Hercule Poirot's Christmas by Agatha Christie

Honestly, you would think I had planned it wouldn’t you? I didn’t, of course, it was just a happy accident that the next book on my Great Agatha Christie Challenge is Hercule Poirot’s Christmas. To top it all, I read it at Greenways, in Agatha Christie’s own reading room no less. In fact, the photo of the book is my copy on a table in that very room.

The dedication at the front describes how Christie received some feedback about her books becoming too sterile, and that they needed more blood. She wrote Hercule Poirot’s Christmas to add the blood back in. She didn’t hold back. To give you a flavour a quote from Macbeth crops up often, "Yet who would have thought the old man to have had so much blood in him?”

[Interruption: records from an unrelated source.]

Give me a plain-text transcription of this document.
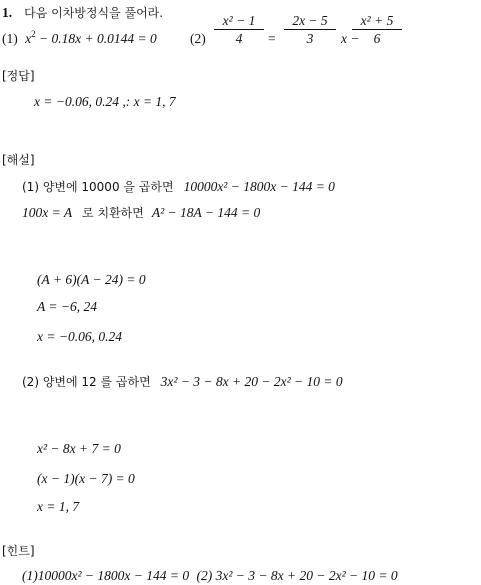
1. 다음 이차방정식을 풀어라.
(1) $x^2 - 0.18x + 0.0144 = 0$ (2)
x² − 1
4	=
2x − 5
3	x −
x² + 5
6
[정답]
x = −0.06, 0.24 ,: x = 1, 7
[해설]
(1) 양변에 10000 을 곱하면 10000x² − 1800x − 144 = 0
100x = A 로 치환하면 A² − 18A − 144 = 0
(A + 6)(A − 24) = 0
A = −6, 24
x = −0.06, 0.24
(2) 양변에 12 를 곱하면 3x² − 3 − 8x + 20 − 2x² − 10 = 0
x² − 8x + 7 = 0
(x − 1)(x − 7) = 0
x = 1, 7
[힌트]
(1)10000x² − 1800x − 144 = 0 (2) 3x² − 3 − 8x + 20 − 2x² − 10 = 0
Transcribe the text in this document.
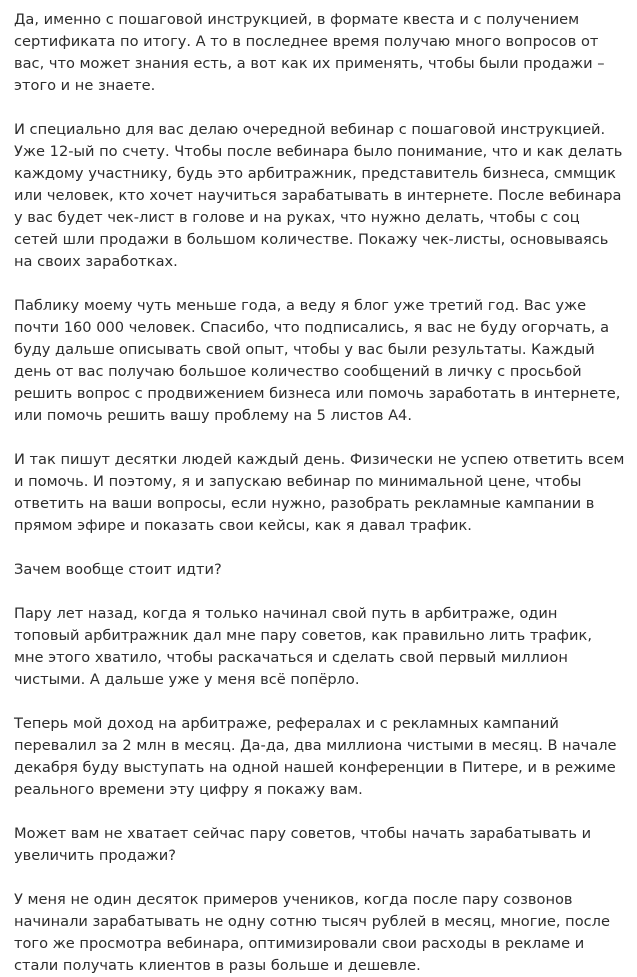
Да, именно с пошаговой инструкцией, в формате квеста и с получением сертификата по итогу. А то в последнее время получаю много вопросов от вас, что может знания есть, а вот как их применять, чтобы были продажи – этого и не знаете.

И специально для вас делаю очередной вебинар с пошаговой инструкцией. Уже 12-ый по счету. Чтобы после вебинара было понимание, что и как делать каждому участнику, будь это арбитражник, представитель бизнеса, сммщик или человек, кто хочет научиться зарабатывать в интернете. После вебинара у вас будет чек-лист в голове и на руках, что нужно делать, чтобы с соц сетей шли продажи в большом количестве. Покажу чек-листы, основываясь на своих заработках.

Паблику моему чуть меньше года, а веду я блог уже третий год. Вас уже почти 160 000 человек. Спасибо, что подписались, я вас не буду огорчать, а буду дальше описывать свой опыт, чтобы у вас были результаты. Каждый день от вас получаю большое количество сообщений в личку с просьбой решить вопрос с продвижением бизнеса или помочь заработать в интернете, или помочь решить вашу проблему на 5 листов А4.

И так пишут десятки людей каждый день. Физически не успею ответить всем и помочь. И поэтому, я и запускаю вебинар по минимальной цене, чтобы ответить на ваши вопросы, если нужно, разобрать рекламные кампании в прямом эфире и показать свои кейсы, как я давал трафик.

Зачем вообще стоит идти?

Пару лет назад, когда я только начинал свой путь в арбитраже, один топовый арбитражник дал мне пару советов, как правильно лить трафик, мне этого хватило, чтобы раскачаться и сделать свой первый миллион чистыми. А дальше уже у меня всё попёрло.

Теперь мой доход на арбитраже, рефералах и с рекламных кампаний перевалил за 2 млн в месяц. Да-да, два миллиона чистыми в месяц. В начале декабря буду выступать на одной нашей конференции в Питере, и в режиме реального времени эту цифру я покажу вам.

Может вам не хватает сейчас пару советов, чтобы начать зарабатывать и увеличить продажи?

У меня не один десяток примеров учеников, когда после пару созвонов начинали зарабатывать не одну сотню тысяч рублей в месяц, многие, после того же просмотра вебинара, оптимизировали свои расходы в рекламе и стали получать клиентов в разы больше и дешевле.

Simeon Lee is an old millionaire, partially disabled, he’s nasty piece of work. He cheated on his wife, who then died and bullying one of his sons. In what appears to be an uncharacteristic fit of family sentimentality, he invites all his children and their partners, including his estranged son, and his granddaughter to Gorston Hall for Christmas. If he was hoping for an idyllic family reunion around the Christmas tree, he didn’t get it as he is promptly murdered. Hercule Poirot who is staying with a friend locally is called in to help solve the mystery.

It is a classic locked room mystery, and any of the family plus the butler and the valet could have done it. In all honesty it doesn’t feel that festive, but it is a marvellous mystery which just goes to show, what goes around comes around.